Daniele Matteo Alvise Barbaro or Barbarus was the son of Daniele Barbaro and Elena Pisani, daughter of banker Alvise Pisani and Cecilia Giustinian. His younger brother was Ambassador Marcantonio Barbaro. Barbaro studied philosophy, mathematics and optics at the University of Padua. He was the ambassador of the Republic of Venice at the court of Edward VI in London from August 1549 until February 1551 and represented Venice at the Council of Trent.

Nephew of Giovanni Grimani, Patriarch of Aquileia, he was his coadjutor at the Patriarchate seat of Aquileia. On 17 December 1550, in the consistory, he was Patriarch elected in Aquileia (coadjutor) with the right to future succession, but he never took over the patriarchate because he died before his uncle. At the time, this position was practically a family matter for the Barbaros. In fact, four Barbaros served as patriarchs of Aquileia between 1491 and 1622:

  • Ermolao Barbaro, il Giovane, patriarch of Aquileia from 1491 to 1493;
  • Daniele Barbaro, patriarch of Aquileia from 1550 al 1570;
  • Francesco Barbaro, patriarch of Aquileia from 1593 al 1616;
  • Ermolao Barbaro II (d. 1622), patriarch of Aquileia from 1616.
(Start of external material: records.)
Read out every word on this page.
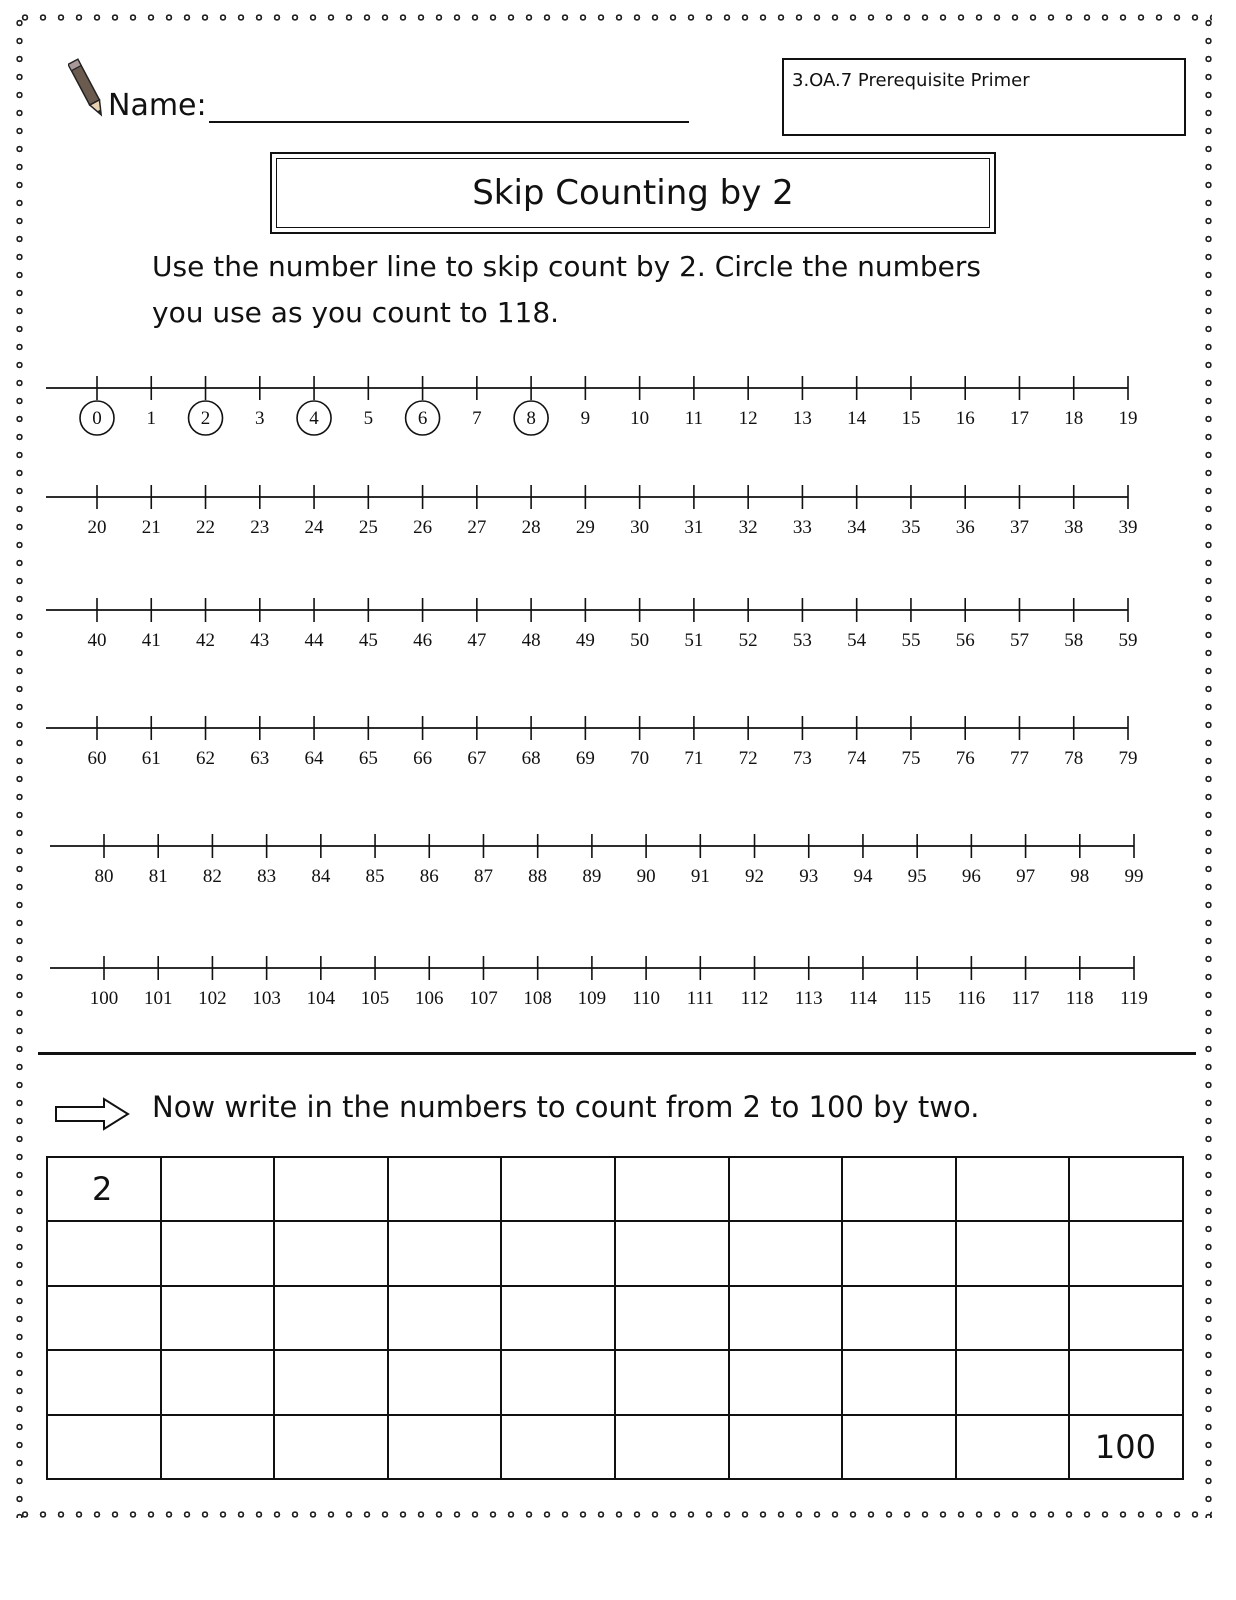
Name:
3.OA.7 Prerequisite Primer
Skip Counting by 2
Use the number line to skip count by 2. Circle the numbers
you use as you count to 118.
0 1 2 3 4 5 6 7 8 9 10 11 12 13 14 15 16 17 18 19
20 21 22 23 24 25 26 27 28 29 30 31 32 33 34 35 36 37 38 39
40 41 42 43 44 45 46 47 48 49 50 51 52 53 54 55 56 57 58 59
60 61 62 63 64 65 66 67 68 69 70 71 72 73 74 75 76 77 78 79
80 81 82 83 84 85 86 87 88 89 90 91 92 93 94 95 96 97 98 99
100 101 102 103 104 105 106 107 108 109 110 111 112 113 114 115 116 117 118 119
Now write in the numbers to count from 2 to 100 by two.
2									

									100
His appointment as Cardinal, by Pope Pius IV in the consistory of 26 February 1561, may have been secret (in pectore) and was never published. Only the Grimanis, who were his relatives, repeatedly held the patriarchate – as many as six times. He participated in several assemblies of the Council of Trent, starting 14 January 1562, until it closed in 1563.